Too much bile for me - It seemed she hated him because he played Indie music and she like Soul Music, dressed up as him only liking "White Music" and the bile spews from there. Her piece is full of unsubstantiated half-truths and designed to be as inflammatory as anything Katie Hopkins would squat out
The thesis behind the bile is that the middle aged Home Truths safe happy families blight to Saturday morning garbage, and the ho ho ho sexy young girls opportunism are points on the same graph. Whatever, it was an effective counter to attempted cannonisation which, judging by the balance of comments on this thread, ain't going to happen.
Same old bores bring it up everytime his name is mentioned.
If you want to pretend that he didn't have a taste for sex with underage girls, that's up to you.
Selective quoting. Works every time. Cheers.
Selective quoting. Works every time. Cheers.
When faced with the evidence that someone we admire is in some important ways not very admirable, we have a choice. We can choose to modify our view of that person, or we can choose to disregard/ play down the evidence.
I chose the former.
Read Pigface's link - there was 1 15 yo groupie.
Well, to be fair, there were two 15-year-olds and a queue of 13-year-olds offering oral sex whose I.D.'s he didn't ask for, as he admits... Plus there's his remarkably callous comments regarding the post-relationship life that befell his first wife which seemed to be an attempt to blame her for his alleged unknowing involvement.
Of course, like you, I'm appreciative of his contribution to the musical culture. Not only did he introduce me to the new energy of punk via The Sex Pistols when my life was at a particularly low-ebb dead end and kickstart my musical career, but he subsequently helped promote my own band in the immediate post-punk era on national radio.
Hence my conflict... đ
How do you separate the man from his actions, given they are wholly linked?
Certainly I feel conflicted when thinking about him. Like others his evening shows introduced me to some band which I still listen to today, although I NEVER got his love for The Fall.
I struggle to see beyond his somewhat shady past proclivities. Its a shame really.
Never knew he was a nonce. Everyday's a school day, just as John would have wanted...
Canny say he influenced my musical tastes in the slightest. outside listening to and taping the the top 40 when I was very young I've never been a radio listener mind.

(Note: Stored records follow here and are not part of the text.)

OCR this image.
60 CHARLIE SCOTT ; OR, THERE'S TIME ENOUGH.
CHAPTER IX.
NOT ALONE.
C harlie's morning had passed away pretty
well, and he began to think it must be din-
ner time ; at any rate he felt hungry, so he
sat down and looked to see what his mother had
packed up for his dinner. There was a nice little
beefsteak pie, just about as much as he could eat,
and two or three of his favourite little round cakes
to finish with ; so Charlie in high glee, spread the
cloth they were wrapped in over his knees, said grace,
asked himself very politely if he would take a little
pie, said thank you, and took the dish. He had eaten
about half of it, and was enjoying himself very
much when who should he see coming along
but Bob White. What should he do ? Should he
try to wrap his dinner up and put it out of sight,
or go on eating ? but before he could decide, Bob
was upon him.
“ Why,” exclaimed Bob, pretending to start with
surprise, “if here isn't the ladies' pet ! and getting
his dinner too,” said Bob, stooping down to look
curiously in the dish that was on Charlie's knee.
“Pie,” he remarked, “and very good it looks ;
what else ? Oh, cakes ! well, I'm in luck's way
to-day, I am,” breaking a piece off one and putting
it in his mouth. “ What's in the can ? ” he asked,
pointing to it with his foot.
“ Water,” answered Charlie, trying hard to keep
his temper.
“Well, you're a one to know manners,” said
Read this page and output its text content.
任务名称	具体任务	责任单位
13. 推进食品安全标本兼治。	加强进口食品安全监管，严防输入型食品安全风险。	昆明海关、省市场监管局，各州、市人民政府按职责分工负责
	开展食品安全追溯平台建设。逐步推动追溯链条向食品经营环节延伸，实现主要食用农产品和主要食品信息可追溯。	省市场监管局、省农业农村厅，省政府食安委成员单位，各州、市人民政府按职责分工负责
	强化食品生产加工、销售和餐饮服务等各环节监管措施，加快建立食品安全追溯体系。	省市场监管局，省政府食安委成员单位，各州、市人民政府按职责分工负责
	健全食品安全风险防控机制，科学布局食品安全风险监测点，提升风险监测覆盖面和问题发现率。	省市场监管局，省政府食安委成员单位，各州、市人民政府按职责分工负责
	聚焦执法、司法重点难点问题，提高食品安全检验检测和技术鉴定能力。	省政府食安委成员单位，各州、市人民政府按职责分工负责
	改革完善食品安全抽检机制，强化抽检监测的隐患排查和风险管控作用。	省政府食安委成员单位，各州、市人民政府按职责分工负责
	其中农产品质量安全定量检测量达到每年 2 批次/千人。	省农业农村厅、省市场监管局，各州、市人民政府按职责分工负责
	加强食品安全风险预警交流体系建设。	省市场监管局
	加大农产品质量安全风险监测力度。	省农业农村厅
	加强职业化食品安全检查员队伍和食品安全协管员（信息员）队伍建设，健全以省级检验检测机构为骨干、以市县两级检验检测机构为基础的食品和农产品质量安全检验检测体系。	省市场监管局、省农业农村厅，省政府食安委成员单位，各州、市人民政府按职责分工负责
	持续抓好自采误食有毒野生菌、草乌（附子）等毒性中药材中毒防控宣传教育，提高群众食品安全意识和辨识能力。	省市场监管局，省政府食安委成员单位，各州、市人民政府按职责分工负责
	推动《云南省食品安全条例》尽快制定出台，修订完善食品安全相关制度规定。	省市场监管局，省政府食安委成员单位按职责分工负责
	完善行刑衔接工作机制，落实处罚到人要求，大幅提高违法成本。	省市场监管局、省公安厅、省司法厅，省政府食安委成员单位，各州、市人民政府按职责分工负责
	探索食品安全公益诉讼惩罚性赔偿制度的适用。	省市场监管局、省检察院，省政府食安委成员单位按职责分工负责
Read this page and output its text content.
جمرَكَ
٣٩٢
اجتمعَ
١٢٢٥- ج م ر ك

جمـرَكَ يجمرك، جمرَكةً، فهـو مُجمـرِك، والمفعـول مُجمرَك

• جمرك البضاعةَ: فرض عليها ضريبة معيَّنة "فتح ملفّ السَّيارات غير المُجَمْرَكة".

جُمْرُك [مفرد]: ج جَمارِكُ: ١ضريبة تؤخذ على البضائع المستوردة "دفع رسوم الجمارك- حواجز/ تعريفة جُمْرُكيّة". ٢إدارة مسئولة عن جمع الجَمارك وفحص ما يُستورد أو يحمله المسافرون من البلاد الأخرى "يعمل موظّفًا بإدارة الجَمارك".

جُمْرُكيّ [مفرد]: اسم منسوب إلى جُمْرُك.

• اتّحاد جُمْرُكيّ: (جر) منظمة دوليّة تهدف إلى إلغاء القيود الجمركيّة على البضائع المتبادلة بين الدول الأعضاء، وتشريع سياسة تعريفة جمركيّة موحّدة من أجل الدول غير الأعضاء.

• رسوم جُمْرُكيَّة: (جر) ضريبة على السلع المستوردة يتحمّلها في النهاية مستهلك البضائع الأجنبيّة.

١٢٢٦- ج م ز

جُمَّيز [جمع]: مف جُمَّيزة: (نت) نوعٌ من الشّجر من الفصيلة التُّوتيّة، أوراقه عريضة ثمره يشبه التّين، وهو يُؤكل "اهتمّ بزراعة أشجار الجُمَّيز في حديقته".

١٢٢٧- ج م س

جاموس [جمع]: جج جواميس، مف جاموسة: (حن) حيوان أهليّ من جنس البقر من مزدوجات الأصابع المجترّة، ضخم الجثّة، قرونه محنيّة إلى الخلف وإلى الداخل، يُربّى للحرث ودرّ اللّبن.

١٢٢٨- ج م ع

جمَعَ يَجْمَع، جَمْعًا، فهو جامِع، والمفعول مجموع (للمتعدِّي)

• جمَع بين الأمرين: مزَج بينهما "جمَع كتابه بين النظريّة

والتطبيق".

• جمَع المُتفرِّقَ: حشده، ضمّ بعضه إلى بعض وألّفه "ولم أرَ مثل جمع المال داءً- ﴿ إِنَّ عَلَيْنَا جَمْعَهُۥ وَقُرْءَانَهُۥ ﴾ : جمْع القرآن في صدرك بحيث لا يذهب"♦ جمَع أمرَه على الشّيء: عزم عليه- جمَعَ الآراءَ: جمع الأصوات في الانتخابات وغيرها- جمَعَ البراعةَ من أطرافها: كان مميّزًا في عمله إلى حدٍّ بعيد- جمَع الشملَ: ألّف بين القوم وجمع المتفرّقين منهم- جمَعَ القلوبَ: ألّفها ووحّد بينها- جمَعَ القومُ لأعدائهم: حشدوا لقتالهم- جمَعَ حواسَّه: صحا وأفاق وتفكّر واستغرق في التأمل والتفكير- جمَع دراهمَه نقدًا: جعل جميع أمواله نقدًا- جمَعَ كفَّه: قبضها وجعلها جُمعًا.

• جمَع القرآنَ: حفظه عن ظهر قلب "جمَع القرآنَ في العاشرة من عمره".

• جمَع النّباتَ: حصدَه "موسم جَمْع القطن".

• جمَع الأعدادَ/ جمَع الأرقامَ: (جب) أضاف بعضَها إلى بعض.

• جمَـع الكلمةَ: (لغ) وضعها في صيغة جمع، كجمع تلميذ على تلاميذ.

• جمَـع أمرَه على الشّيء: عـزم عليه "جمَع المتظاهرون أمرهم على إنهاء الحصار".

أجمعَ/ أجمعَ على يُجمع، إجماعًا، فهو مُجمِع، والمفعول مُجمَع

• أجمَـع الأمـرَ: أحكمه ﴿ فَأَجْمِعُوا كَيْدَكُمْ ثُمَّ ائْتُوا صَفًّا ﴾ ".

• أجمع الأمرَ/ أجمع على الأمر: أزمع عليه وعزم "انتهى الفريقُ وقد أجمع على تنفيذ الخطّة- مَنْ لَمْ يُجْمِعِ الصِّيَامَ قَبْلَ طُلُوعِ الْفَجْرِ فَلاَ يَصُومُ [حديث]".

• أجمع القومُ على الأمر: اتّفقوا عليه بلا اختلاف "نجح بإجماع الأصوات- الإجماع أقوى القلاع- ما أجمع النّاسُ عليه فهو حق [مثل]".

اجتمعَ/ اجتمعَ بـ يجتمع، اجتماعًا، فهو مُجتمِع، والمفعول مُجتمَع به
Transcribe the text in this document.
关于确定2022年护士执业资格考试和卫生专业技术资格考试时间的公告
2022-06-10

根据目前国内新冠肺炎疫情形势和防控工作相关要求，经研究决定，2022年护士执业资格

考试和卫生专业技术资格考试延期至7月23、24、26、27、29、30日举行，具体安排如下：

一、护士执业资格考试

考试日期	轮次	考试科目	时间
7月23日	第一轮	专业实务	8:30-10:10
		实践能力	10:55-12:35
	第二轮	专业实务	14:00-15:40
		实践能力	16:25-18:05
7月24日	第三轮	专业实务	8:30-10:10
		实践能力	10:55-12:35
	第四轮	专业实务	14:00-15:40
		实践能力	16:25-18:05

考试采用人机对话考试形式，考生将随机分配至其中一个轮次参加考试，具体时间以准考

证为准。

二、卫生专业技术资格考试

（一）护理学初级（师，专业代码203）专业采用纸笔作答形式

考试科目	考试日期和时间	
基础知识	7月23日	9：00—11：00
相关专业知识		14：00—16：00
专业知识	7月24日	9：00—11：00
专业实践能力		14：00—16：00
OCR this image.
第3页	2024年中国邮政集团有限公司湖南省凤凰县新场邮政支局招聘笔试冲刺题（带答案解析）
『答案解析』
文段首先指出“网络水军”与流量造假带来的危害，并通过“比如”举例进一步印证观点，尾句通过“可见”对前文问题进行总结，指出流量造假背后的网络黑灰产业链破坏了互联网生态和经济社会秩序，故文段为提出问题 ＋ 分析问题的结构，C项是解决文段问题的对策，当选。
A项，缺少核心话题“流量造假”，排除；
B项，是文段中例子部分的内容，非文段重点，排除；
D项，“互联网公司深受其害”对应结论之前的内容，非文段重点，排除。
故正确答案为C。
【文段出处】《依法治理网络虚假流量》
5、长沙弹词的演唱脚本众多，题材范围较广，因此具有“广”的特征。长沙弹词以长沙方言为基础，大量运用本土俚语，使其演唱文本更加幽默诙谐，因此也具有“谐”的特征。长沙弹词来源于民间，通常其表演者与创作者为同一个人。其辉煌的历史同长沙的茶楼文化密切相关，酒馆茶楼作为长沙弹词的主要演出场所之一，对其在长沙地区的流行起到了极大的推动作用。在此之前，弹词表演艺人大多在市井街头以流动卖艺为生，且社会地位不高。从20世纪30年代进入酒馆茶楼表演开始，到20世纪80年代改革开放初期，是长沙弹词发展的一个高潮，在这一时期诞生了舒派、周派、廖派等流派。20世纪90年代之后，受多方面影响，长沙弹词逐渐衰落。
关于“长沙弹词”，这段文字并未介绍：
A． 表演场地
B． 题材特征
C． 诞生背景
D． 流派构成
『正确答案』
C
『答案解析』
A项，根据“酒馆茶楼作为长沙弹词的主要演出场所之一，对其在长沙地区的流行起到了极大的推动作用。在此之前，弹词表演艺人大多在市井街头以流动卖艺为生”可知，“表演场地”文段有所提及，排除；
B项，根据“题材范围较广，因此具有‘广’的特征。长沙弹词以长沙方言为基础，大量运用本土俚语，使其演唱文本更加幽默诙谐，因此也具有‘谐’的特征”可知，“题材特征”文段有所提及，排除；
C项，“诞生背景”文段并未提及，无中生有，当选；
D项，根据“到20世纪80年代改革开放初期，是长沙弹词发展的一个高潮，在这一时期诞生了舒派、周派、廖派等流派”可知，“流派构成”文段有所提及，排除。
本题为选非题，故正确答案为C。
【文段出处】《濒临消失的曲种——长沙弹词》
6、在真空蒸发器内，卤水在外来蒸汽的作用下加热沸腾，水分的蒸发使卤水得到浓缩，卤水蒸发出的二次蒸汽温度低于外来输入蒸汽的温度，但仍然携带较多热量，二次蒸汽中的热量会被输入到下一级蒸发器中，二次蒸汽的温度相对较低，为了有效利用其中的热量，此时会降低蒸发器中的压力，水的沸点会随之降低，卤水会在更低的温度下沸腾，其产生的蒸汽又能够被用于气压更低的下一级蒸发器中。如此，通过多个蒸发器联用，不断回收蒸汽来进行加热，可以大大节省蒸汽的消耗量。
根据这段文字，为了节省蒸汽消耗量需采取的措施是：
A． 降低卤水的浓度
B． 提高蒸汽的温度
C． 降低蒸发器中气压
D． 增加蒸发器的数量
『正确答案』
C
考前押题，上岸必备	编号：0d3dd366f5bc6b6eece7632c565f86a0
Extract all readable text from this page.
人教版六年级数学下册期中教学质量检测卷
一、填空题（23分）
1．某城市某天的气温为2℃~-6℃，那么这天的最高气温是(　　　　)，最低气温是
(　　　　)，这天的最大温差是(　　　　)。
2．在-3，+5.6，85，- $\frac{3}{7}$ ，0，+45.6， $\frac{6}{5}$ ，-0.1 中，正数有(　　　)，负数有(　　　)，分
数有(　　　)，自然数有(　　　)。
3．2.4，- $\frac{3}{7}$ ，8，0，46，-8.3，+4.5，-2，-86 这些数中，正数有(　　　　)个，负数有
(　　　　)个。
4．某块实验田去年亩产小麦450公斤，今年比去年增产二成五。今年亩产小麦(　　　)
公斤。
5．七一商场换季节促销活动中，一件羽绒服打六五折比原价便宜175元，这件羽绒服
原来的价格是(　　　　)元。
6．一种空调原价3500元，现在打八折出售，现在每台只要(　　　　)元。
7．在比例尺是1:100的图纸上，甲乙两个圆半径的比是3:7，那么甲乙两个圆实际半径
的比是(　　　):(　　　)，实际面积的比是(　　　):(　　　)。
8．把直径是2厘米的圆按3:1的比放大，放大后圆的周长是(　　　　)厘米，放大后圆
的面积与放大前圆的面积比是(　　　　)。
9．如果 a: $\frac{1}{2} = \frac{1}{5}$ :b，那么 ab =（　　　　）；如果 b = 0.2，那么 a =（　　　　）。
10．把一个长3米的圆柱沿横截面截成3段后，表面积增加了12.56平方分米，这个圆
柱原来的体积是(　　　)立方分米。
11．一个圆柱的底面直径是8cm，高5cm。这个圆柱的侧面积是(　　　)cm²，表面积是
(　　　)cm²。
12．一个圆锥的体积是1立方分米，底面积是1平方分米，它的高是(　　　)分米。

I'm surprised people have never heard of the allegations against him either.
I suppose the way I look at it... that he helped me and gave me a lot of pleasure for many years with the music he played and introduced me to.
Those years aren't removed by the fact that he was a perve. All that still remains in my memories and in the record collection in my house. Can't be erased by stuff I read about him, can it? I suspect The Pig, Tom etc, all still love him as a father/husband etc. they're not going to dismiss everthing he did for them are they?
I can totally understand anyone who didn't listen to him or appreciate what he did feeling a different way to me. Obviously makes them much better people.
Groupies were a fact of life in the 60s and 70s, there's no getting away from it - how many rock bands we all listen to indulged in under-age groupies? I can separate the artist/celeb whatever from their deeds. Even Gary Glitter, got no qualms listening to a record, depsite the man being a total scumbag. Jimmy Savile? Never liked him, nothing to admire, so that ones simple innit.